Media support on Android 3.0 is extensive yet limited. It's extensive because the OS supports a wide variety of media formats. For audio, you can expect to play AAC, AMR, MP3, and XMF files. For video, the OS supports MPEG-4 and the H.263 and H.264 formats.
However, Android has a long way to go in terms of a media ecosystem. Apple has a complete lock on audio and video content, having secured licensing arrangements with just about every media company on the planet (and a few on Mars).
Meanwhile, Google seems to be sitting this one out. It has made some attempts at providing content. For example, you can use the Amazon MP3 app to purchase music, and the prices are reasonable.
Motorola claims there is a Blockbuster app in the works for the Xoom so it will be possible, at some point in the future, to rent a movie or TV show.
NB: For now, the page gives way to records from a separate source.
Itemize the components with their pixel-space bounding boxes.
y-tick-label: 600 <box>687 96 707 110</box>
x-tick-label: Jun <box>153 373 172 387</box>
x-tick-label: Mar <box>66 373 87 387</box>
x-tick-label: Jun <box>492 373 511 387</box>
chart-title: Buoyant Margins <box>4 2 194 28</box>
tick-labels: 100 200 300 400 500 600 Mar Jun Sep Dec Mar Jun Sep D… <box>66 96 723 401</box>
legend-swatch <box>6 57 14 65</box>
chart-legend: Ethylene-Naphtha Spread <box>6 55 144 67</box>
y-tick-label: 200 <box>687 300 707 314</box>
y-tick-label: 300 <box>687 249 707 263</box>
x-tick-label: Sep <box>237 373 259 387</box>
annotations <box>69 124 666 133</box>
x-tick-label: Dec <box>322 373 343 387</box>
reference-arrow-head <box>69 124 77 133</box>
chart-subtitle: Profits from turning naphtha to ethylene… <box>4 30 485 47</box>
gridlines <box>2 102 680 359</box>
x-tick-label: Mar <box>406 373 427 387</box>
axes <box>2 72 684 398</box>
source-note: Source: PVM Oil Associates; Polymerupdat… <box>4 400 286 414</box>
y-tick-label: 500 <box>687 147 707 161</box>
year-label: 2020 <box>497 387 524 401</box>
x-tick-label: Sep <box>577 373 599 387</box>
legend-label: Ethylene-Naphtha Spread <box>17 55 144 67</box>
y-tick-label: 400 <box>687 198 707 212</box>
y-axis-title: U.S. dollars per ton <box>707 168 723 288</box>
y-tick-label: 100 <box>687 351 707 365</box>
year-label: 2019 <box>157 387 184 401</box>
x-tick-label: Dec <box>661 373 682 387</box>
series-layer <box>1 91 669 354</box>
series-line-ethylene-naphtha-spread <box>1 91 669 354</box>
However, there is not one standard way to rent or purchase music and movies, and that is one area where Samsung has a decided edge with the Media Hub app. The app is not perfect – the interface is not that exciting and some popular shows and movies are not available, but it is a good first attempt.
There are very few tablet apps available for media overall on Android 3.0. That will change soon hopefully – there isn't even a Pandora client for Android 3.0 yet. Of course, you can use the smartphone version of Android apps running in a small window.
Fortunately, Android 3.0 has one advantage over the iPad 2 and Samsung Galaxy Tabs: you can view Adobe Flash content in the browser (the Flash support just became available late last week). To get Flash to work, you need the latest Android update and a Flash client that is free to download.
Once installed, you can access sites like Last.fm to play music, visit rich-content sites like YouTube to play videos and even play Flash games through the browser. Hulu.com doesn't work for US users, and blocks access to content, even though the Flash files do work.